At Berlin, at Munich, at Heidelberg, they only aroused an idea of strength without any immediate aim or object. The enemy had not been specially singled out; it was everything opposed to the greatness of the German Empire. Jean Oberlé had more than once admired the march of regiments and the wonderful power of the man who commanded so many men. But here on the frontier, on the ground still bloody with the last war, there were memories which showed only too well who was aimed at and threatened. The sight – the noise – of the soldiers made him dream of butcheries, of death, and of the fearful mourning which remains. They were passing between the houses. The noise of the squadrons, of men and beasts shook the windows. The little town seemed asleep. Neither the soldiers nor their leaders noticed anything; but in many of the houses a mother woke and sat up in her bed, shivering; a man stretched out his fist and cursed these conquerors of past days. God alone knew the drama. They passed by. When the last squadron had finished throwing shadows across the road, between the two pillars of the gate, Jean thought he saw, in the dust that was settling, a horseman facing the house. Was the horse refusing to advance? No; he was at rest. The horseman must be an officer – something golden placed in several rows across his breast sparkled. He did not move, firm in his saddle, young certainly, he gazed in front of him. This lasted scarcely a minute. Then he lowered the sabre he held in his hand, and having saluted, put spurs to his horse, which rushed away. The scene had been so quick that Jean might have thought it an illusion, if the gallop of the beast had not sounded in the village street.

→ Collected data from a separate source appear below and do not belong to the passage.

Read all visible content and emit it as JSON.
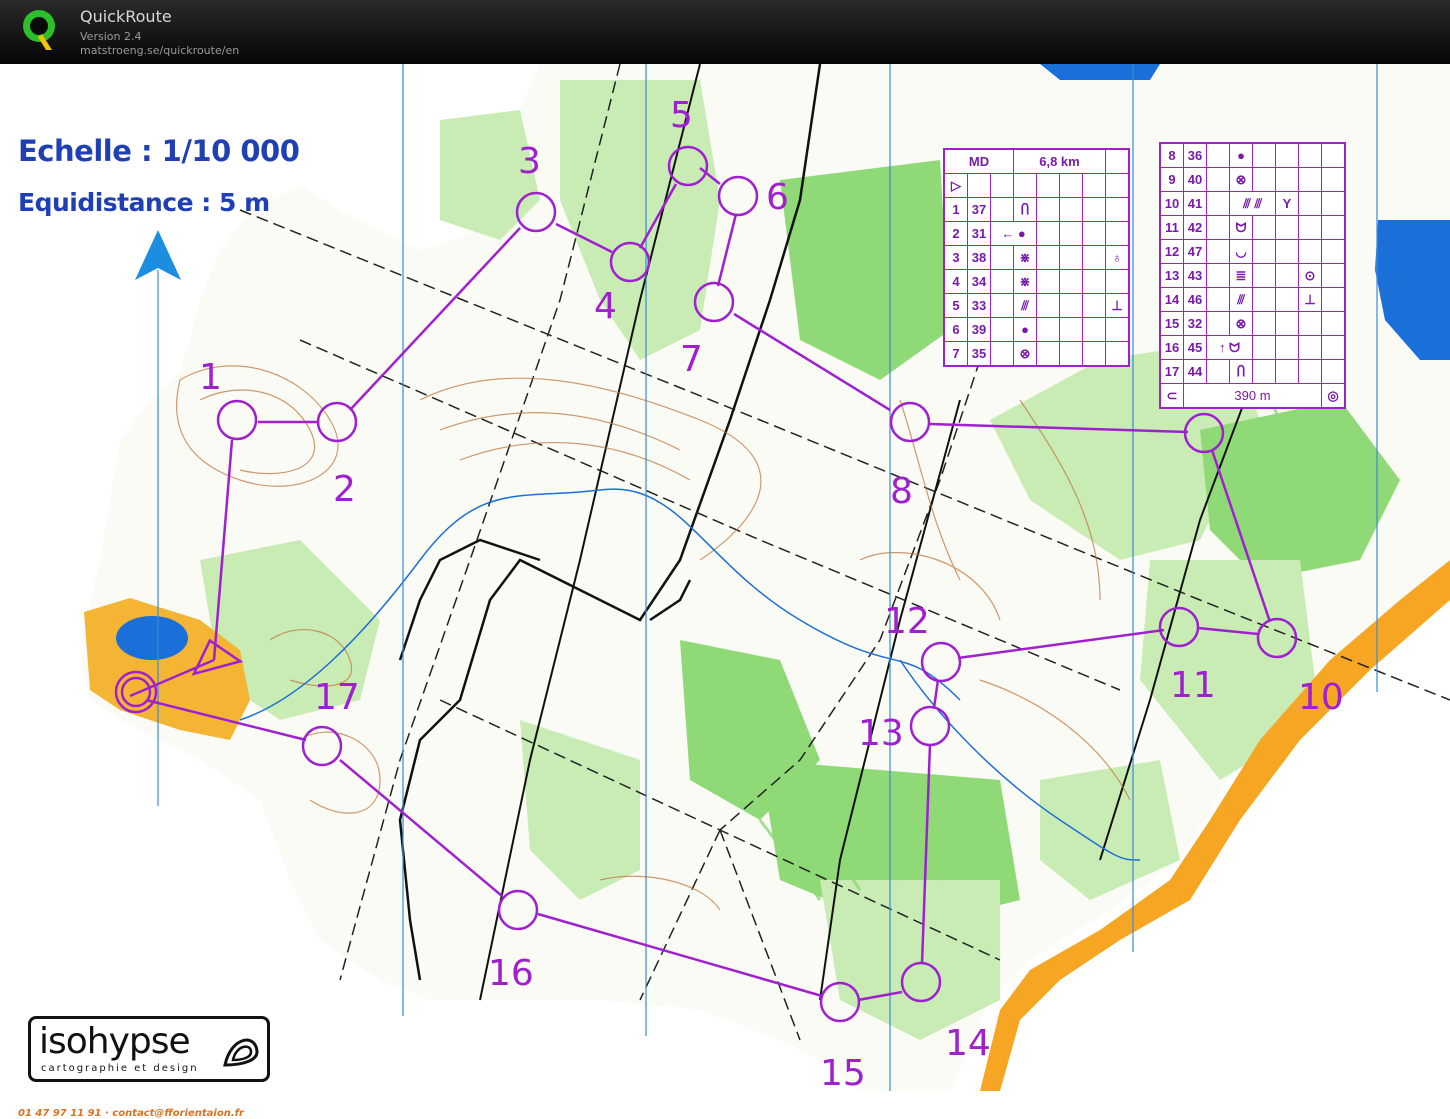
{
  "app": {
    "name": "QuickRoute",
    "version": "Version 2.4",
    "url": "matstroeng.se/quickroute/en"
  },
  "map": {
    "scale_label": "Echelle : 1/10 000",
    "equidistance_label": "Equidistance : 5 m",
    "footer_contact": "01 47 97 11 91 · contact@fforientaion.fr",
    "publisher": {
      "name": "isohypse",
      "tagline": "cartographie et design"
    }
  },
  "course": {
    "controls": [
      "1",
      "2",
      "3",
      "4",
      "5",
      "6",
      "7",
      "8",
      "9",
      "10",
      "11",
      "12",
      "13",
      "14",
      "15",
      "16",
      "17"
    ],
    "descriptions_left": {
      "header": [
        "MD",
        "6,8 km"
      ],
      "rows": [
        {
          "num": "1",
          "code": "37",
          "symbol": "Ⴖ",
          "extra": ""
        },
        {
          "num": "2",
          "code": "31",
          "symbol": "←  ●",
          "extra": ""
        },
        {
          "num": "3",
          "code": "38",
          "symbol": "⋇",
          "extra": "♁"
        },
        {
          "num": "4",
          "code": "34",
          "symbol": "⋇",
          "extra": ""
        },
        {
          "num": "5",
          "code": "33",
          "symbol": "⫻",
          "extra": "⊥"
        },
        {
          "num": "6",
          "code": "39",
          "symbol": "●",
          "extra": ""
        },
        {
          "num": "7",
          "code": "35",
          "symbol": "⊗",
          "extra": ""
        }
      ]
    },
    "descriptions_right": {
      "rows": [
        {
          "num": "8",
          "code": "36",
          "symbol": "●",
          "extra": ""
        },
        {
          "num": "9",
          "code": "40",
          "symbol": "⊗",
          "extra": ""
        },
        {
          "num": "10",
          "code": "41",
          "symbol": "⫻ ⫻",
          "extra": "Y"
        },
        {
          "num": "11",
          "code": "42",
          "symbol": "ᗢ",
          "extra": ""
        },
        {
          "num": "12",
          "code": "47",
          "symbol": "◡",
          "extra": ""
        },
        {
          "num": "13",
          "code": "43",
          "symbol": "≣",
          "extra": "⊙"
        },
        {
          "num": "14",
          "code": "46",
          "symbol": "⫻",
          "extra": "⊥"
        },
        {
          "num": "15",
          "code": "32",
          "symbol": "⊗",
          "extra": ""
        },
        {
          "num": "16",
          "code": "45",
          "symbol": "↑  ᗢ",
          "extra": ""
        },
        {
          "num": "17",
          "code": "44",
          "symbol": "Ⴖ",
          "extra": ""
        }
      ],
      "finish_distance": "390 m"
    }
  },
  "colors": {
    "course": "#a020d0",
    "forest_green": "#8fd977",
    "light_green": "#c8ecb4",
    "contour_brown": "#c07840",
    "water_blue": "#1b6fd8",
    "yellow_open": "#f3b533",
    "north_arrow": "#1c8ee0"
  }
}
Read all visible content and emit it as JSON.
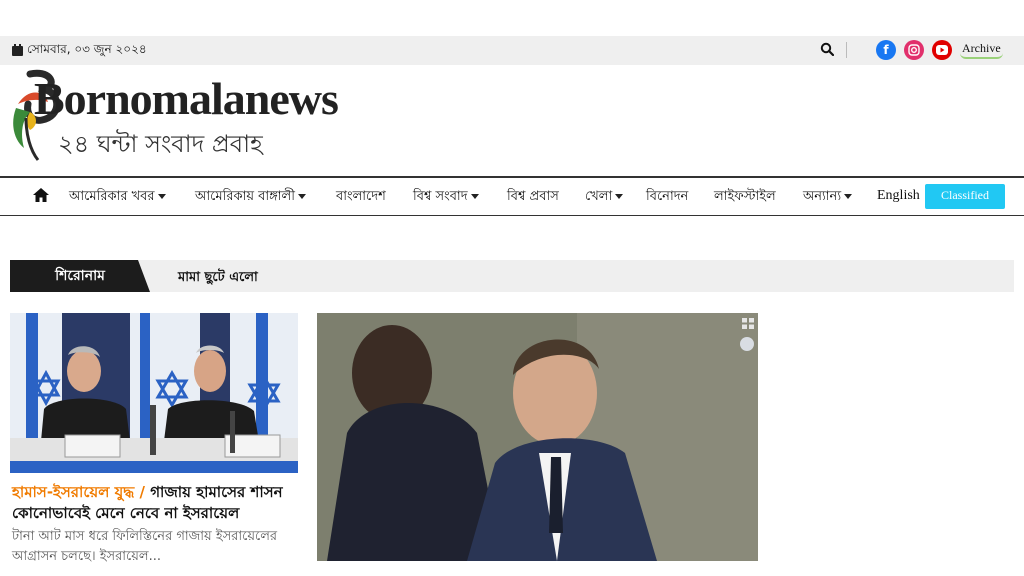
{
  "topbar": {
    "date": "সোমবার, ০৩ জুন ২০২৪",
    "archive_label": "Archive"
  },
  "logo": {
    "name": "Bornomalanews",
    "tagline": "২৪ ঘন্টা সংবাদ প্রবাহ"
  },
  "nav": {
    "items": [
      {
        "label": "আমেরিকার খবর",
        "dropdown": true
      },
      {
        "label": "আমেরিকায় বাঙ্গালী",
        "dropdown": true
      },
      {
        "label": "বাংলাদেশ",
        "dropdown": false
      },
      {
        "label": "বিশ্ব সংবাদ",
        "dropdown": true
      },
      {
        "label": "বিশ্ব প্রবাস",
        "dropdown": false
      },
      {
        "label": "খেলা",
        "dropdown": true
      },
      {
        "label": "বিনোদন",
        "dropdown": false
      },
      {
        "label": "লাইফস্টাইল",
        "dropdown": false
      },
      {
        "label": "অন্যান্য",
        "dropdown": true
      }
    ],
    "english_label": "English",
    "classified_label": "Classified"
  },
  "ticker": {
    "label": "শিরোনাম",
    "text": "মামা ছুটে এলো"
  },
  "articles": {
    "first": {
      "category": "হামাস-ইসরায়েল যুদ্ধ /",
      "title": "গাজায় হামাসের শাসন কোনোভাবেই মেনে নেবে না ইসরায়েল",
      "summary": "টানা আট মাস ধরে ফিলিস্তিনের গাজায় ইসরায়েলের আগ্রাসন চলছে। ইসরায়েল..."
    }
  },
  "colors": {
    "accent": "#21c8f3",
    "category": "#f07b00",
    "facebook": "#1877f2",
    "instagram": "#e1306c",
    "youtube": "#e00000"
  }
}
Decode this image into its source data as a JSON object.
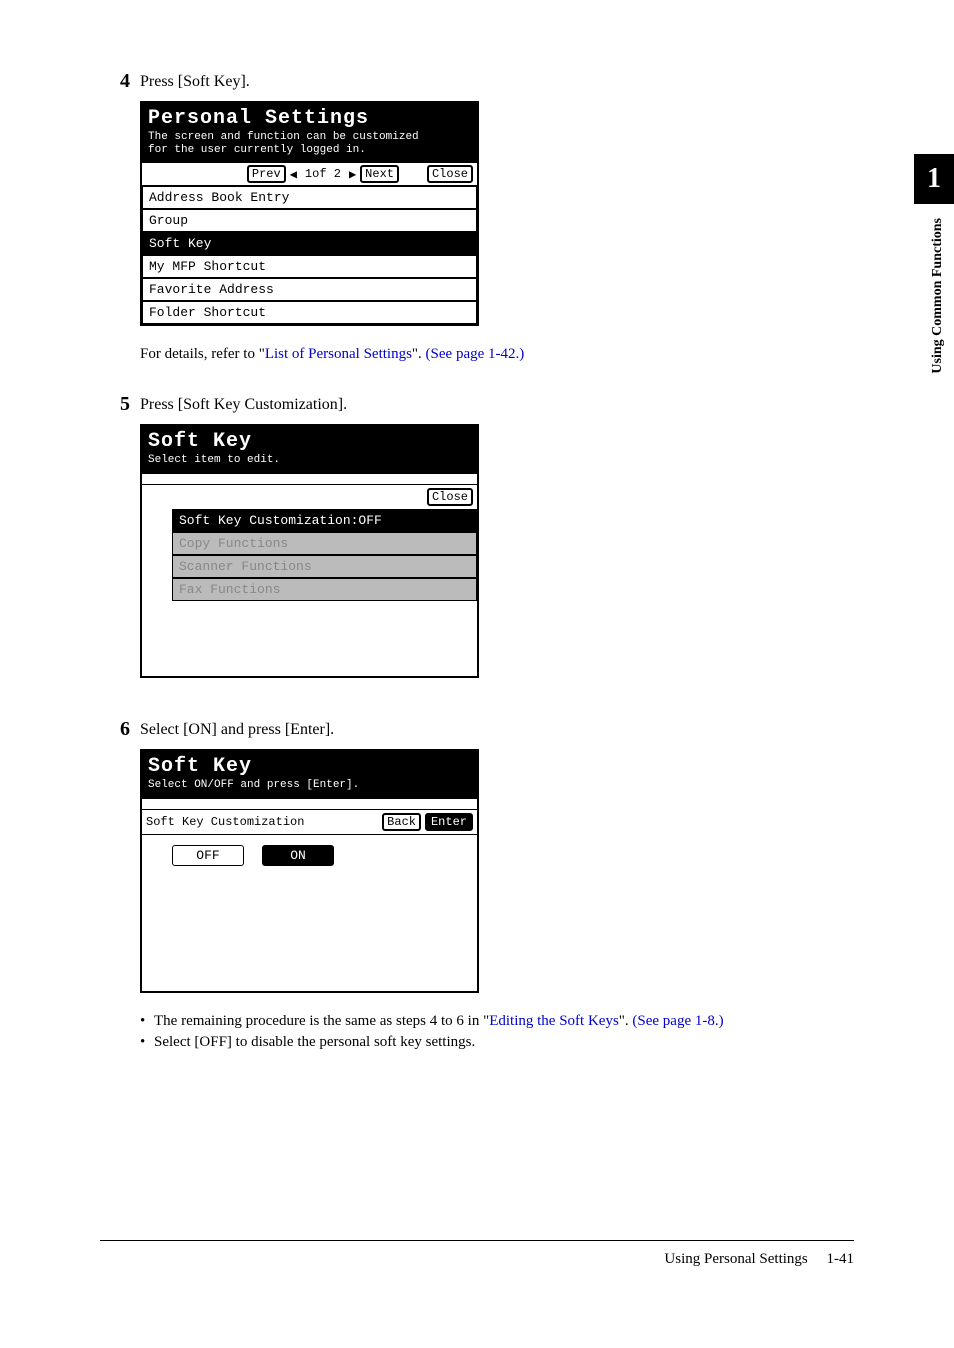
{
  "sideTab": {
    "number": "1",
    "label": "Using Common Functions"
  },
  "steps": {
    "s4": {
      "num": "4",
      "text": "Press [Soft Key]."
    },
    "s5": {
      "num": "5",
      "text": "Press [Soft Key Customization]."
    },
    "s6": {
      "num": "6",
      "text": "Select [ON] and press [Enter]."
    }
  },
  "screen1": {
    "title": "Personal Settings",
    "subtitle1": "The screen and function can be customized",
    "subtitle2": "for the user currently logged in.",
    "prev": "Prev",
    "next": "Next",
    "pageInd": "1of  2",
    "close": "Close",
    "items": [
      "Address Book Entry",
      "Group",
      "Soft Key",
      "My MFP Shortcut",
      "Favorite Address",
      "Folder Shortcut"
    ],
    "selectedIndex": 2
  },
  "detail1": {
    "prefix": "For details, refer to \"",
    "link": "List of Personal Settings",
    "mid": "\". ",
    "link2": "(See page 1-42.)"
  },
  "screen2": {
    "title": "Soft Key",
    "subtitle": "Select item to edit.",
    "close": "Close",
    "items": [
      {
        "label": "Soft Key Customization:OFF",
        "state": "selected"
      },
      {
        "label": "Copy Functions",
        "state": "disabled"
      },
      {
        "label": "Scanner Functions",
        "state": "disabled"
      },
      {
        "label": "Fax Functions",
        "state": "disabled"
      }
    ]
  },
  "screen3": {
    "title": "Soft Key",
    "subtitle": "Select ON/OFF and press [Enter].",
    "label": "Soft Key Customization",
    "back": "Back",
    "enter": "Enter",
    "off": "OFF",
    "on": "ON"
  },
  "bullets": {
    "b1_pre": "The remaining procedure is the same as steps 4 to 6 in \"",
    "b1_link1": "Editing the Soft Keys",
    "b1_mid": "\". ",
    "b1_link2": "(See page 1-8.)",
    "b2": "Select [OFF] to disable the personal soft key settings."
  },
  "footer": {
    "title": "Using Personal Settings",
    "page": "1-41"
  }
}
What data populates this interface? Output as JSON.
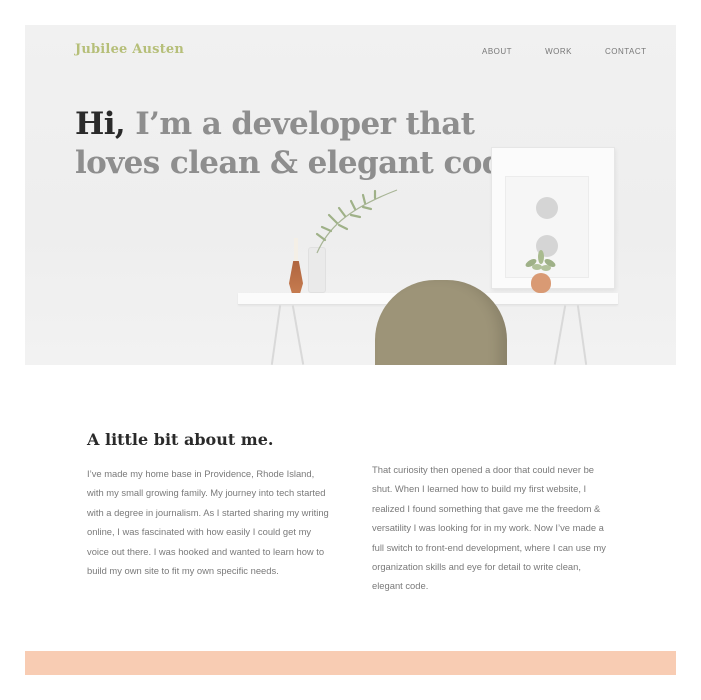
{
  "header": {
    "logo": "Jubilee Austen",
    "nav": [
      {
        "label": "ABOUT"
      },
      {
        "label": "WORK"
      },
      {
        "label": "CONTACT"
      }
    ]
  },
  "hero": {
    "greeting": "Hi,",
    "headline_rest": " I’m a developer that loves clean & elegant code."
  },
  "about": {
    "title": "A little bit about me.",
    "paragraph_left": "I’ve made my home base in Providence, Rhode Island, with my small growing family. My journey into tech started with a degree in journalism. As I started sharing my writing online, I was fascinated with how easily I could get my voice out there. I was hooked and wanted to learn how to build my own site to fit my own specific needs.",
    "paragraph_right": "That curiosity then opened a door that could never be shut. When I learned how to build my first website, I realized I found something that gave me the freedom & versatility I was looking for in my work. Now I’ve made a full switch to front-end development, where I can use my organization skills and eye for detail to write clean, elegant code."
  },
  "colors": {
    "accent": "#b6bf79",
    "footer_band": "#f8ccb3",
    "headline": "#8e8e8e"
  }
}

"Some Teutonic joke," he thought – "a way this officer has found of saying that the house pleases him! Thanks!"
The regiment had already left the village and ridden away to the wide plain. The houses had gone to sleep once more. The wind blew towards the green Vosges. In the opposite quarter, far away now, like a religious hymn, rose again the song of the German soldiers, who were celebrating the German Fatherland whilst marching towards Strasburg.